Als professioneller Beobachter des Börsengeschehens lassen wir es uns nicht nehmen 1-2 Mal im Jahr auch eine sogenannte Hauptversammlung zu besuchen.
Vom Ansatz her kann man das vergleichen mit der jährlichen Generalversammlung des örtlichen Sport- bzw. Gesangsvereins.
Der Vorstand legt Rechenschaft ab, wie die Geschäfte laufen und die Mitglieder (in diesem Fall die Aktionäre) segnen in der Regel alle Vorschläge ab. Damit die ganze Veranstaltung nicht zu harmonisch abläuft, sorgen manchmal ein paar Berufsnörgler und Selbstdarsteller mit kritischen Fragen oder lustigen Kommentaren dafür, dass die Beteiligten bei der ganzen Veranstaltung nicht einschlafen und am Ende der Veranstaltung haben sich alle lieb und es geht ans Büffet bzw. an die Tränke.
So lief es wohl auch jahrelang beim (einstmals) profitabelsten Autohersteller der Welt, der Porsche AG in Stuttgart ab.
Dann kam man im Jahr 2005 auf die Idee den Volkswagen-Konzern zu übernehmen, um u.a. Zugriff auf dessen Barreserven in 11-stelliger Höhe (> 10 Milliarden €) zu bekommen.
Dies geschah mit Hilfe einer bis Mitte letzten Jahres von allen Experten als genial eingeschätzten Strategie, nämlich nicht direkt VW-Aktien zu kaufen, sondern sich über Optionen (die nur einen Bruchteil des Kapitaleinsatzes erfordern) Zugriff auf VW-Aktien zu sichern.
Durch eine geschickte Informationspolitik und immer wieder gezielt gestreute Gerüchte wurde der Kurs der VW-Aktie so künstlich nach oben getrieben und bescherte den Porsche Aktionären in den Jahren 2006-2008 satte Gewinne und dem seinerzeitigen Vorstand, der einen ebenso genialen Vertrag für sich ausgehandelt hatte, einen Bonus von über 100 Mio €, was ihn zum bestbezahltesten Manager der Republik aufsteigen ließ.
Doch dann passierte etwas, was bis heute eigentlich niemand so richtig verstanden hat. Einer der Hauptaktionäre von Porsche (gleichzeitig auch Aufsichtsratsvorsitzender von VW) zweifelt im vergangenen Frühjahr öffentlich an der Kreditwürdigkeit von Porsche und bekennt bei der ganzen Transaktion den Überblick verloren zu haben. Dieser Paukenschlag führt dazu, dass die Banken, die die Übernahme finanzieren sollten, nervös werden und VW wie in einem klassischen Boxkampf seinerseits zum Gegenschlag ausholt und die wankende Porsche AG übernimmt.

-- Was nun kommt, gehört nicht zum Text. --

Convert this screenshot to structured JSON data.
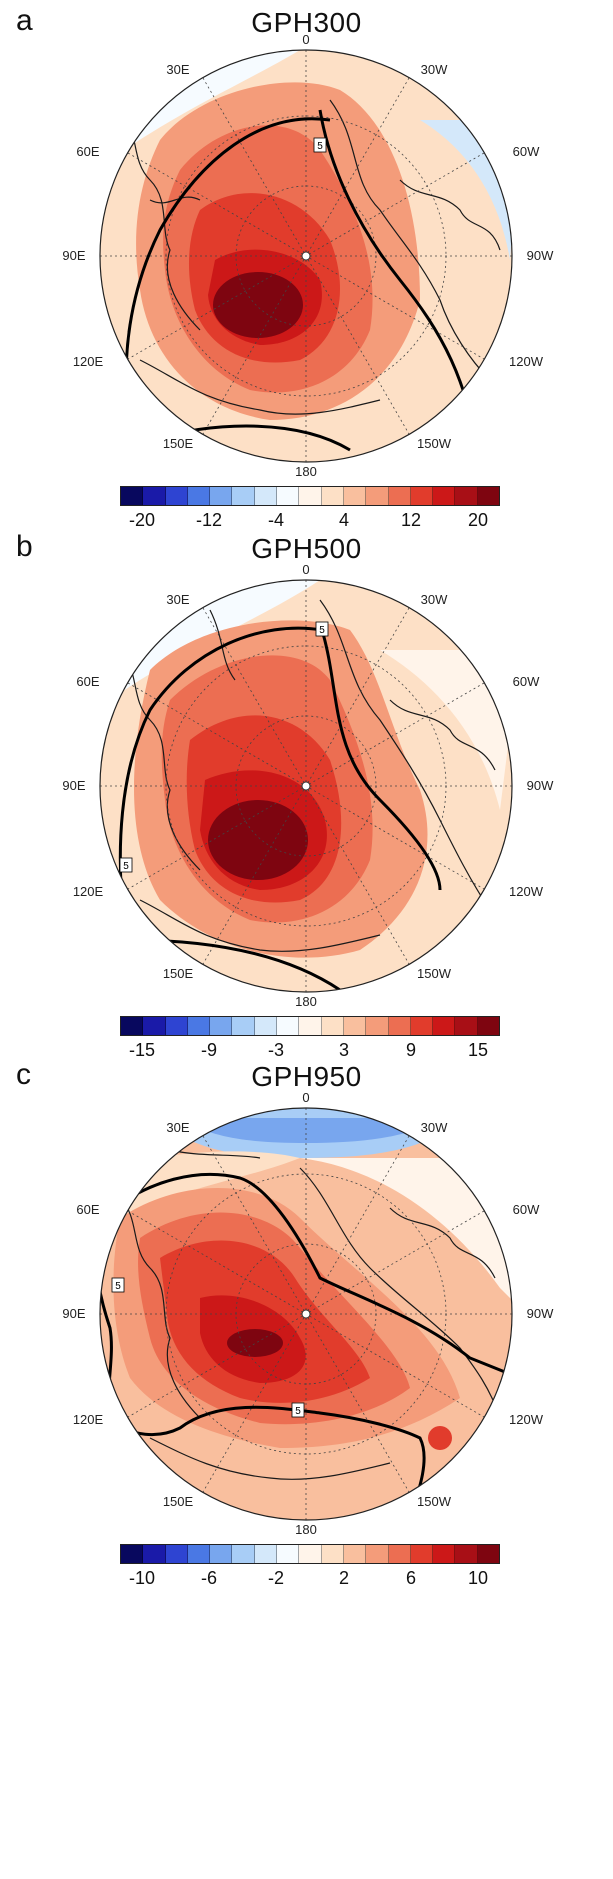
{
  "colors": {
    "scale": [
      "#08085e",
      "#1a1aa8",
      "#2e44d2",
      "#4a78e4",
      "#78a6ee",
      "#a8cdf6",
      "#d4e8fa",
      "#f6fbff",
      "#fff4ea",
      "#fde0c6",
      "#f9bf9e",
      "#f49c7a",
      "#ec6e52",
      "#e13c2c",
      "#cc1818",
      "#a80f16",
      "#7e0510"
    ],
    "land_outline": "#1a1a1a",
    "anomaly_contour": "#000000",
    "grid": "#444444"
  },
  "panels": [
    {
      "letter": "a",
      "title": "GPH300",
      "lon_labels": {
        "top": "0",
        "tl": "30E",
        "tr": "30W",
        "ul": "60E",
        "ur": "60W",
        "l": "90E",
        "r": "90W",
        "ll": "120E",
        "lr": "120W",
        "bl": "150E",
        "br": "150W",
        "bottom": "180"
      },
      "contour_label": "5",
      "colorbar": {
        "ticks": [
          "-20",
          "-12",
          "-4",
          "4",
          "12",
          "20"
        ],
        "range": [
          -20,
          20
        ]
      }
    },
    {
      "letter": "b",
      "title": "GPH500",
      "lon_labels": {
        "top": "0",
        "tl": "30E",
        "tr": "30W",
        "ul": "60E",
        "ur": "60W",
        "l": "90E",
        "r": "90W",
        "ll": "120E",
        "lr": "120W",
        "bl": "150E",
        "br": "150W",
        "bottom": "180"
      },
      "contour_label": "5",
      "colorbar": {
        "ticks": [
          "-15",
          "-9",
          "-3",
          "3",
          "9",
          "15"
        ],
        "range": [
          -15,
          15
        ]
      }
    },
    {
      "letter": "c",
      "title": "GPH950",
      "lon_labels": {
        "top": "0",
        "tl": "30E",
        "tr": "30W",
        "ul": "60E",
        "ur": "60W",
        "l": "90E",
        "r": "90W",
        "ll": "120E",
        "lr": "120W",
        "bl": "150E",
        "br": "150W",
        "bottom": "180"
      },
      "contour_label": "5",
      "colorbar": {
        "ticks": [
          "-10",
          "-6",
          "-2",
          "2",
          "6",
          "10"
        ],
        "range": [
          -10,
          10
        ]
      }
    }
  ]
}
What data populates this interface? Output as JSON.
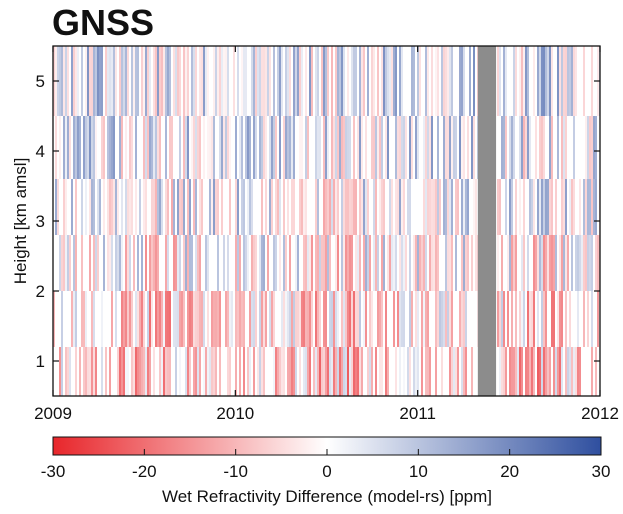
{
  "title": "GNSS",
  "chart_data": {
    "type": "heatmap",
    "title": "GNSS",
    "xlabel": "",
    "ylabel": "Height [km amsl]",
    "x_ticks": [
      "2009",
      "2010",
      "2011",
      "2012"
    ],
    "x_range": [
      2009,
      2012
    ],
    "y_ticks": [
      1,
      2,
      3,
      4,
      5
    ],
    "y_range": [
      0.5,
      5.5
    ],
    "missing_data_band": [
      2011.33,
      2011.43
    ],
    "colorbar": {
      "label": "Wet Refractivity Difference (model-rs) [ppm]",
      "ticks": [
        -30,
        -20,
        -10,
        0,
        10,
        20,
        30
      ],
      "range": [
        -30,
        30
      ],
      "colors": {
        "negative": "#e8262b",
        "zero": "#ffffff",
        "positive": "#2f4f9f"
      }
    },
    "pattern": {
      "low_levels": "negative differences (red) dominant below ~2.5 km, strongest 2009.3-2009.8, 2010.3-2010.8, 2011.5-2011.8",
      "high_levels": "mostly near zero with weak positive (blue) streaks above ~3 km"
    },
    "grid": false
  }
}
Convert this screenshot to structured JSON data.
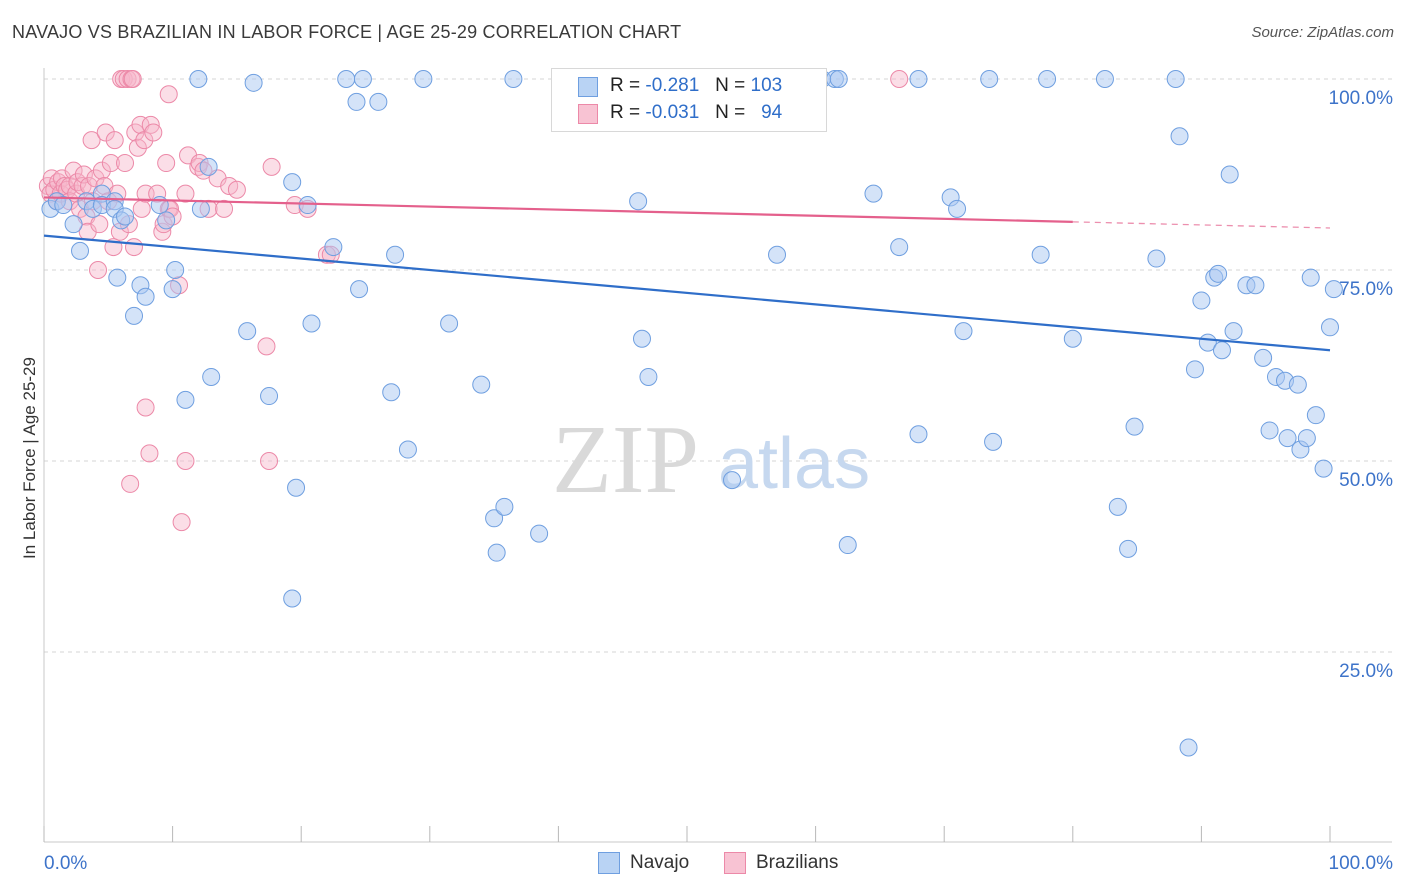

Jetzt sitzen die Porsche-Aktionäre wie gerupfte Hühner in Ihrer eigenen Halle (ein Verlust von 3,6 Mrd € sorgte dafür, dass sich der Aktienkurs in den vergangenen 18 Monaten halbierte) und der vergangene Freitag ist ein Musterbeispiel dafür, dass das Aktienrecht in Deutschland dringend reformiert gehört.
In jeder Generalversammlung wäre ein Vorstands- oder Beiratsmitglied geteert und gefedert vom Hof gejagt worden, wenn es, wie im Fall Porsche geschehen, durch bewusst getätigte Äußerungen in der Öffentlichkeit die Solidität des Vereins in Frage stellt.
Hier sitzt der Verursacher seelenruhig auf dem Podest lässt das Fragen-Stakkato von Anwälten und Aktionärsschützern ungerührt an sich abprallen bzw. von seinen Vasallen vorgefertigte Erklärungen verlesen.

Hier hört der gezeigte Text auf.